La fine del dialogo Est-Ovest

A distanza di quasi 3 anni − o meglio 10 − dall’inizio del conflitto ci sembra che si possano trarre queste (amare) conclusioni: fino al 2014 la Russia sembrava aver accettato − quasi fosse un processo naturale e ineluttabile − di dover entrare nella sfera di influenza euroatlantica. Parliamo di un’epoca in cui la Russia stessa era assai più vicina all’ingresso nella Nato di quanto non lo fosse l’Ucraina più tardi.

D’altra parte, la Russia era stata negli ultimi decenni più occupata a ricostruire l’economia, dopo la dissoluzione sovietica, che a preservare lo status di potenza militare. Agli occhi della leadership russa non veniva compreso − come avrebbe dichiarato lo stesso Michail Gorbačëv e poi Vladimir Putin − perché durante gli anni della distensione est-ovest fosse necessario aggregare all’alleanza tanti Stati ex satelliti dell’Urss: da chi si doveva difendere il blocco atlantico, mentre flirtava con la Russia, promettendo una nuova epoca di sicurezza e stabilità, attraverso la Partnership for Peace?

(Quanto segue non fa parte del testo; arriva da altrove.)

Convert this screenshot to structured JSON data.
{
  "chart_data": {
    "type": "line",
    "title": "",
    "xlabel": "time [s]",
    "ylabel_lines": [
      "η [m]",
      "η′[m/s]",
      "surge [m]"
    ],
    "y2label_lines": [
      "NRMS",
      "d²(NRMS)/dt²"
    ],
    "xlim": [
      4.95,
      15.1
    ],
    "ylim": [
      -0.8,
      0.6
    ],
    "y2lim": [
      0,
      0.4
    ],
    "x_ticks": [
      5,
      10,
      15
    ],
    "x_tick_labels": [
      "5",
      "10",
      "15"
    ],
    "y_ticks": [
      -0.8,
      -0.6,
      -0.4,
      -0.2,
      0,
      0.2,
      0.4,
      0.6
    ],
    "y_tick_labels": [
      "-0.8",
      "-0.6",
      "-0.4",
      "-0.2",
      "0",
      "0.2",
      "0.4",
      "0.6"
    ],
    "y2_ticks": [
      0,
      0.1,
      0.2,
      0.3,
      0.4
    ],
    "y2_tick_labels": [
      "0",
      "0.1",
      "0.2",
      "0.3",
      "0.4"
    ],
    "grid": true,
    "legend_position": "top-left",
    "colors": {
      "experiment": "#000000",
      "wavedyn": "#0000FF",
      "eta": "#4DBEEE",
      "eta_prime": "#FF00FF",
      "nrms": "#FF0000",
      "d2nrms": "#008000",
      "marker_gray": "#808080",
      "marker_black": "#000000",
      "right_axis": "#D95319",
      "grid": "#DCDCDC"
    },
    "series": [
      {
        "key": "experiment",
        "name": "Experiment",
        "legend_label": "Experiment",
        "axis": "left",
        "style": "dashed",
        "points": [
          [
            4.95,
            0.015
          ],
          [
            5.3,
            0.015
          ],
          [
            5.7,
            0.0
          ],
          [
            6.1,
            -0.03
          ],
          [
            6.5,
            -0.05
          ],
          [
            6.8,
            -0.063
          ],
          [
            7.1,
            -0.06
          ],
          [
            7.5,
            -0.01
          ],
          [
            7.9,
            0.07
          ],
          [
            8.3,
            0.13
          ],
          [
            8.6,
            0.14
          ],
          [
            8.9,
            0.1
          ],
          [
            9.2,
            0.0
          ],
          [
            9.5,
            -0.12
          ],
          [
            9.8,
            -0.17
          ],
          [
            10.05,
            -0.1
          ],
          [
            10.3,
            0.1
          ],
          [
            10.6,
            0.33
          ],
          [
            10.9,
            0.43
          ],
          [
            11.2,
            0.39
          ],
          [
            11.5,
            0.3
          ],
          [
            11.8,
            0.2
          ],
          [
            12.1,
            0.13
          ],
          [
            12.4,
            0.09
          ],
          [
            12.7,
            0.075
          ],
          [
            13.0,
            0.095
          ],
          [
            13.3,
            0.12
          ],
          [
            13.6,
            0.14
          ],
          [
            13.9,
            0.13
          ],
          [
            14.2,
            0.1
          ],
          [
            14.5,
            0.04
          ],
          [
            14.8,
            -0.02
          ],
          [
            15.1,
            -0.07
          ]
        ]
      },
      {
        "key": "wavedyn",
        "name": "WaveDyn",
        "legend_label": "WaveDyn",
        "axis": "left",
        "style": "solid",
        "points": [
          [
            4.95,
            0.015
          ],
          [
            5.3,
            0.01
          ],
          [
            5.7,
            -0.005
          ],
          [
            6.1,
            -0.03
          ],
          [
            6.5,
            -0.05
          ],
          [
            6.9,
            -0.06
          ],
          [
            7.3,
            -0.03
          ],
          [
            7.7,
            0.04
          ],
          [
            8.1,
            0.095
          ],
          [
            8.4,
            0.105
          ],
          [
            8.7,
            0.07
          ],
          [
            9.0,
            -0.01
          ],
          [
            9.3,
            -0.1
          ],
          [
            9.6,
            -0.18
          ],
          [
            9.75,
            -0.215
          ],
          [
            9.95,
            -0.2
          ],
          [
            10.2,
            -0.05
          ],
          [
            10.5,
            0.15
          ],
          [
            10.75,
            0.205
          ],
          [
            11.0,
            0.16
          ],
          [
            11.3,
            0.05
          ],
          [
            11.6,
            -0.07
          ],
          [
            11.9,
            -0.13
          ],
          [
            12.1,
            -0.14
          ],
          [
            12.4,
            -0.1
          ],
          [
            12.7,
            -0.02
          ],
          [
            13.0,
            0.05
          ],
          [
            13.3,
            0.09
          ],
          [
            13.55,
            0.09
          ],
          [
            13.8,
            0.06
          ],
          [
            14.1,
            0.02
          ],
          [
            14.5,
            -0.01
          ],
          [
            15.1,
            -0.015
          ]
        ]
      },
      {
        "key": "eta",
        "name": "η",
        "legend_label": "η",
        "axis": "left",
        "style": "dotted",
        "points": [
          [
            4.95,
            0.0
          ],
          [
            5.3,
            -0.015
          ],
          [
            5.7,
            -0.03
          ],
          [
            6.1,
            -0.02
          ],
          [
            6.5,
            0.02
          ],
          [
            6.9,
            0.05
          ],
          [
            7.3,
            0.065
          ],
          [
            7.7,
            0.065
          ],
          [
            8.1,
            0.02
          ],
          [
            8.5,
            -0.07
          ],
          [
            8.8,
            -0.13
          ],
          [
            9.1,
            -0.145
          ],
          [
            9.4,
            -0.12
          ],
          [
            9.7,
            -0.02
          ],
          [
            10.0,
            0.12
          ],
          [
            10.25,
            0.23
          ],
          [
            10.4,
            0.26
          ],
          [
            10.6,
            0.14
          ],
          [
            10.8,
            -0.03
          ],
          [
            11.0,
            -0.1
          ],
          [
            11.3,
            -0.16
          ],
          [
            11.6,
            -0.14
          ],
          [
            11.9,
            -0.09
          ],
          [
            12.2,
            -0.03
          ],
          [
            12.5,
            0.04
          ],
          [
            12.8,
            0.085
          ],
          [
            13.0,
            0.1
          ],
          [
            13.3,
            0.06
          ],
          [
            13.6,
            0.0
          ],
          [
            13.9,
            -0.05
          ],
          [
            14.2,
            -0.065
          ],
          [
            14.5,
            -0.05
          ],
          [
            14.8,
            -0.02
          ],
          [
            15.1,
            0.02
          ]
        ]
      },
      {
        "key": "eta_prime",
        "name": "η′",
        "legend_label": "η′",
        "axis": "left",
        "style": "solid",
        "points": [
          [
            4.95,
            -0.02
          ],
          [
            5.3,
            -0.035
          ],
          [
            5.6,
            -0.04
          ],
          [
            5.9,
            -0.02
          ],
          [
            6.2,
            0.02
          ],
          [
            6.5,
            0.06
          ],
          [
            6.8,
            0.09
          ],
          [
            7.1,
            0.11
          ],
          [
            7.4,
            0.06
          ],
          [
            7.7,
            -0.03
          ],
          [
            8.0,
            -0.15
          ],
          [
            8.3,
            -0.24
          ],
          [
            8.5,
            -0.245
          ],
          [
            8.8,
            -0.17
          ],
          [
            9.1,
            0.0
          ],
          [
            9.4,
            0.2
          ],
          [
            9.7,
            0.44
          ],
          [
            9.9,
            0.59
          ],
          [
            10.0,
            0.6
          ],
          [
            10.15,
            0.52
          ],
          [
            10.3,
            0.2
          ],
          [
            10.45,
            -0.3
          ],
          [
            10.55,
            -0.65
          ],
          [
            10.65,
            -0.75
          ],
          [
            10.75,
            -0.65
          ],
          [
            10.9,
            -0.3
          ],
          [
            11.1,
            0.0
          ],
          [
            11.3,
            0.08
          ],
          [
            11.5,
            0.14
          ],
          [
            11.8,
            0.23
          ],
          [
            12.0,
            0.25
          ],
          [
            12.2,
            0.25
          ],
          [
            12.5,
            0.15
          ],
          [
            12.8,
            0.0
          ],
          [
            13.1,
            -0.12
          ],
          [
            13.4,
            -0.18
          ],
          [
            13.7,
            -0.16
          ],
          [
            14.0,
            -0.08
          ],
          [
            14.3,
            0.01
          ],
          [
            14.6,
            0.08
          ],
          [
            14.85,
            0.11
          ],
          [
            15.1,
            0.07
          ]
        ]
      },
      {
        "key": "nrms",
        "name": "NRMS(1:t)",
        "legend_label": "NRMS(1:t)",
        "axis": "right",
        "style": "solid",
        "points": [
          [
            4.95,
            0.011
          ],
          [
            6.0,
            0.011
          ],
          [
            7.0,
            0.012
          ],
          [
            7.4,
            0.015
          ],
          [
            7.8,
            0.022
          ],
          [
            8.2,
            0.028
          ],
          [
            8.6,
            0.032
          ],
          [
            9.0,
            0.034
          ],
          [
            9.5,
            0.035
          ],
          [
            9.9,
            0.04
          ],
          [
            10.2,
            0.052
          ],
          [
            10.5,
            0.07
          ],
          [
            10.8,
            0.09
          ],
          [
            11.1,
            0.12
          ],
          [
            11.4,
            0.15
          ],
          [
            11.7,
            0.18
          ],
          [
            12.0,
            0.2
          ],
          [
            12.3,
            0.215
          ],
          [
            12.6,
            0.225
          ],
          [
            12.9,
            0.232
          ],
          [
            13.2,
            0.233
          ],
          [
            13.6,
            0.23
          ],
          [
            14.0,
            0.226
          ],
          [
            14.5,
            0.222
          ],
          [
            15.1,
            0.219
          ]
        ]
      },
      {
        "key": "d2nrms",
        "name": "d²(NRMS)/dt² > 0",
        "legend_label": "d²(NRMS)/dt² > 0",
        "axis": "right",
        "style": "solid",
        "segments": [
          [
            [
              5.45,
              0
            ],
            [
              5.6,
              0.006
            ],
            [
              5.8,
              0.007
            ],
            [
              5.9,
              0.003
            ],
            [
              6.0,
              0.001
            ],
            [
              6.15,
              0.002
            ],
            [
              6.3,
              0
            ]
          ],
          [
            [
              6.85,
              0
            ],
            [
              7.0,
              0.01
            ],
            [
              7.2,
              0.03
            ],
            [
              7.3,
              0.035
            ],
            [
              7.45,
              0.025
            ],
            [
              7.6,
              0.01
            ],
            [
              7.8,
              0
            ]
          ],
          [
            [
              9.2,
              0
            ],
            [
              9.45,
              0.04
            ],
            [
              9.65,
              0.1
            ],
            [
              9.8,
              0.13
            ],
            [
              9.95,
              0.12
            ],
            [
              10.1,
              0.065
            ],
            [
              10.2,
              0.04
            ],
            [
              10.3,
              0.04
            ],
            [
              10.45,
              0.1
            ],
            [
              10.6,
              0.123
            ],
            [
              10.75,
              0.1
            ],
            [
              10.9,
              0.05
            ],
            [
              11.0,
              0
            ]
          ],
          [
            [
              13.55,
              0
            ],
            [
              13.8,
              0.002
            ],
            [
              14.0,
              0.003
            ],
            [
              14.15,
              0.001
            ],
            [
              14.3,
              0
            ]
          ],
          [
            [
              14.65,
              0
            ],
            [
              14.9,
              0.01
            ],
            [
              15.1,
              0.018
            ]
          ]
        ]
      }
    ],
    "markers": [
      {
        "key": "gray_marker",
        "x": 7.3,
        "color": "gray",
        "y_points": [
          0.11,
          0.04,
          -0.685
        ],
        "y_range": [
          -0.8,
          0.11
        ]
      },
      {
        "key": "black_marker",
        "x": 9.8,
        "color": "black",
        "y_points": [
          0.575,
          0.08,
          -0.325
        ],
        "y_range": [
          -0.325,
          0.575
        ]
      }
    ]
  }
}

L’allargamento della Nato non è mai stato un processo negoziato o condiviso, ma solo subìto da Mosca. Nel suo ambito il rapporto non è mai stato paritario, come dimostrato in occasione dei bombardamenti alleati sulla Serbia, durante il conflitto balcanico, quando Mosca non venne neppure interpellata.

L’unipolarismo americano, e l’espansionismo della Nato verso Est − nonostante le promesse di contenimento fatte da Washington (come denunciato più tardi da Gorbačëv − alla fine spingevano la Russia di fronte a due scelte: abdicare al proprio ruolo di − seppure declinante − superpotenza globale o fermare la deriva. La Russia che emerge da questo decennale confronto non è né un Paese fallito (come la propaganda dei nostri Media voleva farci credere) né una nazione indebolita e divisa.

L’aggressività delle amministrazioni dem americane, restie ad accettare la realtà di un mondo, ormai orientato al multipolarismo, ha prodotto il risultato opposto. Ha esposto la debolezza della Nato e l’irrilevanza geopolitica dell’Europa. Ha fatto emergere un nuovo asse tra paesi, un tempo, non allineati. Al contrario ha ridato alla Russia orgoglio e unità. Barack Obama e Joe Biden hanno trascinato l’Europa e il mondo in un conflitto che ha fatto risorgere dal declino un paese che, oggi, è autosufficiente dal punto di vista economico e una rinvigorita e risoluta superpotenza militare. Una nazione che ha smesso di guardare a Ovest ed è ora costretta a cercare il soffocante abbraccio di Pechino o l’alleanza con quelli che, una volta, venivano chiamati “Stati canaglia”. Una Russia che, chi ci comanda da oltreatlantico, ha ormai designato − anche se ancora non formalmente − come nostro principale e comune nemico. La sola speranza di far tacere le armi e riaprire il dialogo Est-Ovest, nel Vecchio Continente, è riposta nella prospettiva dell’elezione di Donald Trump a novembre.